This guest blog has been kindly written for us by Alex Proudfoot, Chief Executive of Independent Higher Education (IHE), which is ‘the UK membership organisation and national representative body for independent providers of higher education, professional training and pathways.’
Today’s report from HEPI marks a valiant attempt to summarise the data published so far on the large and incredibly diverse independent sector of higher education, and to assess the potential impact of the Higher Education and Research Bill on its regulation. It reinforces IHE’s long-held belief that a truly comprehensive regulatory system is critical to maintaining the UK’s world-leading position in higher education.
However, by dwelling on the ‘concerns’ of the publicly funded mainstream and on warnings from abroad, the authors risk missing the real story of why both alternative provision and a new regulatory framework are so essential.
The regulatory architecture of our higher education sector is 25 years old. In that time the world has changed in many ways beyond recognition. The forces of technology and globalisation have carved a very different economic landscape – a revolution to which education must respond, but is lagging behind. Students today will have a working lifetime which is longer, more varied, and less predictable. Technology will create many new jobs, but will make just as many redundant.
More people than ever before will need higher level skills and specialised knowledge, but universities must not be complacent in assuming they alone can meet this need. We must find new ways to engage with the citizens of the modern knowledge economy, not force them down traditional academic routes. We must match innovations in the economy with innovations of our own, or HE will inevitably fall behind and its perceived value will slip.
Higher education can no longer rely on its value as a social signifier. Students today expect high quality and industry-aware teaching which will equip them with the practical skills and knowledge they need to get ahead in their careers – not some golden ticket into the professional classes.
And no serious debate about the expansion of higher education can ignore the question of cost, and the importance of ever greater efficiency in delivering value to both students and the taxpayer. Real competition between providers which offer students a real choice of alternative but consistently high quality models will be a key factor in delivering the necessary change in this area.
What today’s report does reinforce is the need for clear, consistent and effective regulation of our richly diverse higher education sector. The Higher Education and Research Bill will give the government the tools it needs to ensure that more students than ever before can be confident in the quality of their course and the protections in place, wherever they choose to learn. But we are in danger of letting the perfect be the enemy of the good.
The headlines today warn that over 500 alternative providers will remain outside the new regulatory system, but the real story is that for the first time ever the government will have clear regulatory responsibility for all of higher education, a sector which has in large parts been unregulated until now. Independent providers are not new; they are already here – the majority of them operating for well over a decade. The Bill will make them visible.

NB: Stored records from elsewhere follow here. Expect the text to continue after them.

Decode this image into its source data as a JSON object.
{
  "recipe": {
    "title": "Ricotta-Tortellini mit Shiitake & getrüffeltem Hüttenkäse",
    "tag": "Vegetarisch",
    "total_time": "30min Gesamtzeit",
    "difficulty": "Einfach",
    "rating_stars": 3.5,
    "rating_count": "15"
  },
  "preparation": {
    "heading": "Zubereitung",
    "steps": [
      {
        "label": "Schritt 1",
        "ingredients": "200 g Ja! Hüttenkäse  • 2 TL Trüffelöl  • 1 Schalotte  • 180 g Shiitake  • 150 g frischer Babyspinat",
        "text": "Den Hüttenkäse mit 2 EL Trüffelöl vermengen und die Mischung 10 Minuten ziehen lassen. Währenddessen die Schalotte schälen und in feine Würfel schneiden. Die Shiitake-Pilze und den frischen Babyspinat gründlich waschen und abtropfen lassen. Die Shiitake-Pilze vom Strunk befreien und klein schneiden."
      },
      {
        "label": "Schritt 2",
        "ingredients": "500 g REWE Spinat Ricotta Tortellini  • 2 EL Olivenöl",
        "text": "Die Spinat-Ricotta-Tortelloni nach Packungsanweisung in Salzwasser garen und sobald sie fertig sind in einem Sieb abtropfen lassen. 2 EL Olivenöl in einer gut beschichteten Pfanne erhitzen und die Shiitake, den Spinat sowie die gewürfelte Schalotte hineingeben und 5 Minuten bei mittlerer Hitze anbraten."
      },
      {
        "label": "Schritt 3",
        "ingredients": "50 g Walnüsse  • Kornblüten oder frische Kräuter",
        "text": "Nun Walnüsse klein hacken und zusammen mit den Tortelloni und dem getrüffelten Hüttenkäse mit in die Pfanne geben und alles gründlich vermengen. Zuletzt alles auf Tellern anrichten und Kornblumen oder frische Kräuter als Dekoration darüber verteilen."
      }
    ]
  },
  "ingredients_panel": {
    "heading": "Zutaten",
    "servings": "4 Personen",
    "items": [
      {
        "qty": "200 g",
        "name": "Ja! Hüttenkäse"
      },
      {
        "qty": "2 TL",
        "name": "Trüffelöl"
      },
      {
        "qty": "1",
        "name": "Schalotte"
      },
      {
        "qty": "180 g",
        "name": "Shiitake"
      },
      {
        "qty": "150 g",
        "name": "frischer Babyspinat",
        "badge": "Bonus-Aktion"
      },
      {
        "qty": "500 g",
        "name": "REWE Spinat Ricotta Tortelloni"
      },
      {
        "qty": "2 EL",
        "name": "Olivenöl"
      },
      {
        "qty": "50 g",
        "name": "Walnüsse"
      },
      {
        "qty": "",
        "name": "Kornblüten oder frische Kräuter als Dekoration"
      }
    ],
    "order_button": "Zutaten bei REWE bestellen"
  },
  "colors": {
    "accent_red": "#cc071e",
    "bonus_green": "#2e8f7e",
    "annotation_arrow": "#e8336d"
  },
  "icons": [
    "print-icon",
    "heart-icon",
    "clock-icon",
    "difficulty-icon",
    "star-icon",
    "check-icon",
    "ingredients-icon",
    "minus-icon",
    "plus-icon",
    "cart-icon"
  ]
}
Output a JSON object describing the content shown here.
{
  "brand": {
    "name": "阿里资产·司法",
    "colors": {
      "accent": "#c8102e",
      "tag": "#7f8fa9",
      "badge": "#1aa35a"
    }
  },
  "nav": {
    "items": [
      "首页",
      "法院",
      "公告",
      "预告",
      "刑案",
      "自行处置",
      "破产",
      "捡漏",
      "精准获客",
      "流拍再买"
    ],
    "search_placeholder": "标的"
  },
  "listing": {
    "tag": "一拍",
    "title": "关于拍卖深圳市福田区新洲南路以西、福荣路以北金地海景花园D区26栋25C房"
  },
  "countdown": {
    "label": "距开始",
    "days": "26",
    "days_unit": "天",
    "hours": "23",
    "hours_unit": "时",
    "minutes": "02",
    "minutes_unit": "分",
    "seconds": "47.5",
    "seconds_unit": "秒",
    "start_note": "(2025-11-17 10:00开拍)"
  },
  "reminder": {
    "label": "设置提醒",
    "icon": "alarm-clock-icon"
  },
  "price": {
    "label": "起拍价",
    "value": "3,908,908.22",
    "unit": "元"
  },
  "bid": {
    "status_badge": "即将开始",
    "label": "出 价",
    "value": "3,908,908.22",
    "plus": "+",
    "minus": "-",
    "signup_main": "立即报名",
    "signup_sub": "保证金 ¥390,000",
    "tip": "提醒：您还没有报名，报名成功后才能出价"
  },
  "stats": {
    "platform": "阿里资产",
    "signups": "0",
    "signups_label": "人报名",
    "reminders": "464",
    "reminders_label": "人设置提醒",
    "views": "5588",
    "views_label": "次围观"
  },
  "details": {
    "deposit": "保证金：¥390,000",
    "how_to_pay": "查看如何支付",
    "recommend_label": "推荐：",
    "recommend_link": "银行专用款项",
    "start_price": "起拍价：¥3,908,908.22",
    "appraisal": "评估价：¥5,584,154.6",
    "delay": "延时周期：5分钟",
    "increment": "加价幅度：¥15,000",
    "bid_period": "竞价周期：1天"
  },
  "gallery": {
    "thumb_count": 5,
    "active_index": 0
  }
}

The Office for Students will have powers to intervene even in the case of providers who choose not to register, but the number who do will be higher than expected, and will only rise as the system becomes embedded. Over 200 will enter the regulated system in 2018 at the two ‘Approved’ levels, drawn in through the major incentives of domestic student finance and international student visas. More will choose to become ‘Registered’ for the public recognition that students will begin to expect. Additional incentives will follow, such as the logical extension of the VAT exemption to all Approved Providers, and these will boost numbers further. The new realities of Brexit and likely reclassification of EU students as international will again drive many more into the arms of the regulator.
Changes in student populations, jobs and society are the context for the reforms set in motion by the Higher Education and Research Bill, and they are long overdue. The greatest risk to UK higher education today is stagnation in the face of a rapidly changing world. Independent providers have become an essential part of the landscape of higher education as students continue to choose modern, innovative and industry-led provision. The Higher Education Bill will provide the springboard for a bolder and more dynamic sector while ensuring that students are protected and quality remains high.
This should be welcomed, and some established institutions have spoken out strongly in favour. Sir Anthony Seldon, Vice-Chancellor of the University of Buckingham, wrote in his letter to The Times this week that ‘for too long the sector has been dominated by the producer interest in higher education, i.e. the academics and administrators rather than students, whose interests lie at the heart of the proposed legislation.’
The new regulatory system will indeed place the highest priority right where it should be, on student outcomes. Although today’s report seems to have overlooked it, the 2016 White Paper made clear that outcomes would provide the foundation of regulating quality in the new Approved category of registered provider, linking these outcomes explicitly to continued access to student finance. Students care about value for money and making the right investment in their future, and the new system is designed to ensure that all higher education providers share that focus.
As our 21st century economy demands more highly educated workers than ever before, we need a diverse sector with a wide range of solutions to the learning needs of individuals. The age of mass higher education presents many challenges for the sector to grapple with, from reducing the cost of delivery, to increasing flexibility in the pathways available, and marrying the best of academic thought with cutting-edge industry practice. As a sector, we should be directing all of our energy towards meeting these challenges, not standing in the way of progress.